Texas’ Absurd State-Organized Prayer in School Law
Belonging shouldn’t require a waiver. No kid should have to choose between faith and fitting in, and no teacher should have to moonlight as a referee for who prayed, how they prayed, and whether the right form was filed.
By Israel Igualate
If Texas didn’t exist, someone would have to invent it. The only state in the union to have been an independent republic, it’s home to some of the greatest culinary wonders on the continent and the proud owner of one of the most absurd laws since Alabama made it illegal to wear a fake mustache in church if it causes a disturbance (the law itself prohibits unlawful disruption of others’ assembly rights — so you can see the myriad of ways the law can be applied).
S.B. 11, a state-organized prayer in school bill that was signed into law earlier this summer, is a law masquerading as a solution in search of a problem. It is the legislative equivalent of a guy walking into a coffee shop looking for a brawl to keep the peace.
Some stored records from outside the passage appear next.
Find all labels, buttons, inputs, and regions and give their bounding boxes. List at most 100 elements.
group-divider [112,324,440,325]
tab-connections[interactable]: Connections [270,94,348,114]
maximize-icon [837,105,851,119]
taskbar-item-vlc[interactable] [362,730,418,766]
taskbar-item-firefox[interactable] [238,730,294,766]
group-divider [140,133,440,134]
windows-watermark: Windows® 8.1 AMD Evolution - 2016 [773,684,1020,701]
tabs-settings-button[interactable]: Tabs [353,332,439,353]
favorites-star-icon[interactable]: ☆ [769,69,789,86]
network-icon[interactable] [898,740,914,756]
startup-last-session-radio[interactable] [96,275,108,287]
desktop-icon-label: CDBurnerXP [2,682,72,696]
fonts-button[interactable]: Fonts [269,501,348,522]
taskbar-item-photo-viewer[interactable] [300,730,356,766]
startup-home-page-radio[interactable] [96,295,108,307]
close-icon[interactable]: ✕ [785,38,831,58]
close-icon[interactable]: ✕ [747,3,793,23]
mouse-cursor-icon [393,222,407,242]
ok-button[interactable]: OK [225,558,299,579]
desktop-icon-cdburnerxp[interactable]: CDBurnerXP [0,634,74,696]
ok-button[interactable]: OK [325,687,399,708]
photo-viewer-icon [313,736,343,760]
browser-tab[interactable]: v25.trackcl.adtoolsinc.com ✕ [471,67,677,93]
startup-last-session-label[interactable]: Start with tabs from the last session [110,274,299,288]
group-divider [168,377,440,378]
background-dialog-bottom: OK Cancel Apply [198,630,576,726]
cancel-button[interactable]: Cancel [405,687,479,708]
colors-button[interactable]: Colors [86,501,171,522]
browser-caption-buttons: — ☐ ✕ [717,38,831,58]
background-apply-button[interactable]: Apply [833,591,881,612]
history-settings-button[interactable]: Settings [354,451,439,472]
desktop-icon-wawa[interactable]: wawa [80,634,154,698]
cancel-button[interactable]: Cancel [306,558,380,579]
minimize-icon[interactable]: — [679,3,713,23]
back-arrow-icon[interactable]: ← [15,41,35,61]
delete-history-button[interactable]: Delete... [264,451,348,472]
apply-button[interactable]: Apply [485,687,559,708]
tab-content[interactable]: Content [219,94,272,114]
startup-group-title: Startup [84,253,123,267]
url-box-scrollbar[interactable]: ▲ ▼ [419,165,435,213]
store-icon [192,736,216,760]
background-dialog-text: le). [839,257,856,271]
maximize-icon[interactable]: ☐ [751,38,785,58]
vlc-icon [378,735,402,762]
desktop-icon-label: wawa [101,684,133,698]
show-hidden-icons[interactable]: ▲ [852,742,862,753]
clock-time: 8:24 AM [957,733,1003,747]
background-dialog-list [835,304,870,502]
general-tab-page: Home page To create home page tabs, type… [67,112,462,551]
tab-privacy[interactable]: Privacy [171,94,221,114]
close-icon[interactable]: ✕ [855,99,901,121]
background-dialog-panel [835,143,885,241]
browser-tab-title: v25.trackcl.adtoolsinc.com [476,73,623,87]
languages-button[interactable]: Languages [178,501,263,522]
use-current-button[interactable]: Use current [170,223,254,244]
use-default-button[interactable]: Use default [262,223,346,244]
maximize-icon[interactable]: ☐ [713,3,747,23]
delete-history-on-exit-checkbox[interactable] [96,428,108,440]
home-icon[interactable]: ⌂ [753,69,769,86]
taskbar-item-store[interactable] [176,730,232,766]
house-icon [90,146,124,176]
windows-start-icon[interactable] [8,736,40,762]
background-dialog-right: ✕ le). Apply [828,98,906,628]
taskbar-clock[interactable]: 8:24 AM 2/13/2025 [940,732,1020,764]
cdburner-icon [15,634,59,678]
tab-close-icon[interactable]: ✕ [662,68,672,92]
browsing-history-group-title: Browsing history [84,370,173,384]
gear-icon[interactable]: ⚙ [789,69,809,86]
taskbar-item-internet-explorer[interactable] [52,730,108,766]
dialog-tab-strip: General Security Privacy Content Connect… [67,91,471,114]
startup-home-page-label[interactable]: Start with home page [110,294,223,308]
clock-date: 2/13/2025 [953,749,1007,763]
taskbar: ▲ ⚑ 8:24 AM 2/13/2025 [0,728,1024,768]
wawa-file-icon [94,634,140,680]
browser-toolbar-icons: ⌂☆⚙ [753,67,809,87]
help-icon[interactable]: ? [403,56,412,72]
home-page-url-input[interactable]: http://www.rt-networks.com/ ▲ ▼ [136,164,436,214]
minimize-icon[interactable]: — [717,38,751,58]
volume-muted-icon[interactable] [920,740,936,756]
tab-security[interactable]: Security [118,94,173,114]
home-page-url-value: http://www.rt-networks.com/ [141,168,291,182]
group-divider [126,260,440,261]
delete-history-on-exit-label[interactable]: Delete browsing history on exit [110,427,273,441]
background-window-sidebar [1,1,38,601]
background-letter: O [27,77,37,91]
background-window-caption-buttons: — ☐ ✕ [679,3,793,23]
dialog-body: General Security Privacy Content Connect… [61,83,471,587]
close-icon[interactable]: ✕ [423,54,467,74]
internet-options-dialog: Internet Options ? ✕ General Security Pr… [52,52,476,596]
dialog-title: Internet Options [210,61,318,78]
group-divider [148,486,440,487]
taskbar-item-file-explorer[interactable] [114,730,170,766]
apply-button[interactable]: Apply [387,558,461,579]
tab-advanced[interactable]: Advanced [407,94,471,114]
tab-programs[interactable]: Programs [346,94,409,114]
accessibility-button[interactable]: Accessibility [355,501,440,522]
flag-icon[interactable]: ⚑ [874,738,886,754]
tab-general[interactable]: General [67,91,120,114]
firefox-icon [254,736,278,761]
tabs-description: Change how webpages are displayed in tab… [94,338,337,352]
Here is what it does: It allows school districts and charter schools to vote on creating a daily time for voluntary prayer and religious text reading on campus. On the face of it, it seems benign enough; Why shouldn’t students have a chance to voluntarily pray while in school? Well, this is where the absurdity begins: they already do.
Under current law, students have the full right to pray, read religious texts, and express their beliefs as long as it’s voluntary and does not disrupt instructional time. In fact, the Equal Access Act ensures that students can form religious clubs, gather for prayer, and express their faith on equal footing with any other non-curricular student group.
But wait, it gets better. According to the law, the period of prayer can involve readings from “the Bible or other religious text,” and only students and staff with a signed consent form may participate.
What version of the Bible and what prayers? Catholic, Southern Baptist? Doesn’t say. Who leads said prayers? Students, teachers, administrators? Doesn’t say. What falls in the category of “other religious text” and who leads that? Doesn’t say.
The consent form must include a waiver of the right to sue under state or federal law, including the U.S. Constitution. Prayers cannot be broadcast over intercom systems, the prayer time cannot replace class time, and schools must keep track of signed forms, ensure no one hears or sees a prayer without consent, and allow students to revoke their consent.
Got all that?
It’s the kind of legislative overreach that manages to make something simple — students praying on their own — into a bureaucratic circus. It asks students to sign away their rights or stay away, excluding them from their peers for praying to a different deity, reading the “wrong” text, or choosing to not pray at school.
Belonging shouldn’t require a waiver. No kid should have to choose between faith and fitting in, and no teacher should have to moonlight as a referee for who prayed, how they prayed, and whether the right form was filed.
The result? Two classes of students: the ones who sign up for state-sanctioned prayer time and the ones who don’t. Teachers and administrators, already stretched thin, are left tracking waivers, juggling room assignments, and making sure nobody accidentally overhears a prayer without the proper paperwork. Instead of teaching math, science, or history, they’re stuck adjudicating theology.
This state-organized prayer in school law isn’t protecting religious liberty; it’s turning schools into religious sorting machines and dividing Texas schools into sectarian camps where belief, not belonging, determines who is in and who is out.
And in the end, for what? To solve a problem that doesn’t exist. For, to quote the late Rev. Dr. James Dunn, a former executive director of BJC: “As long as there are math tests, there will be prayer in schools.”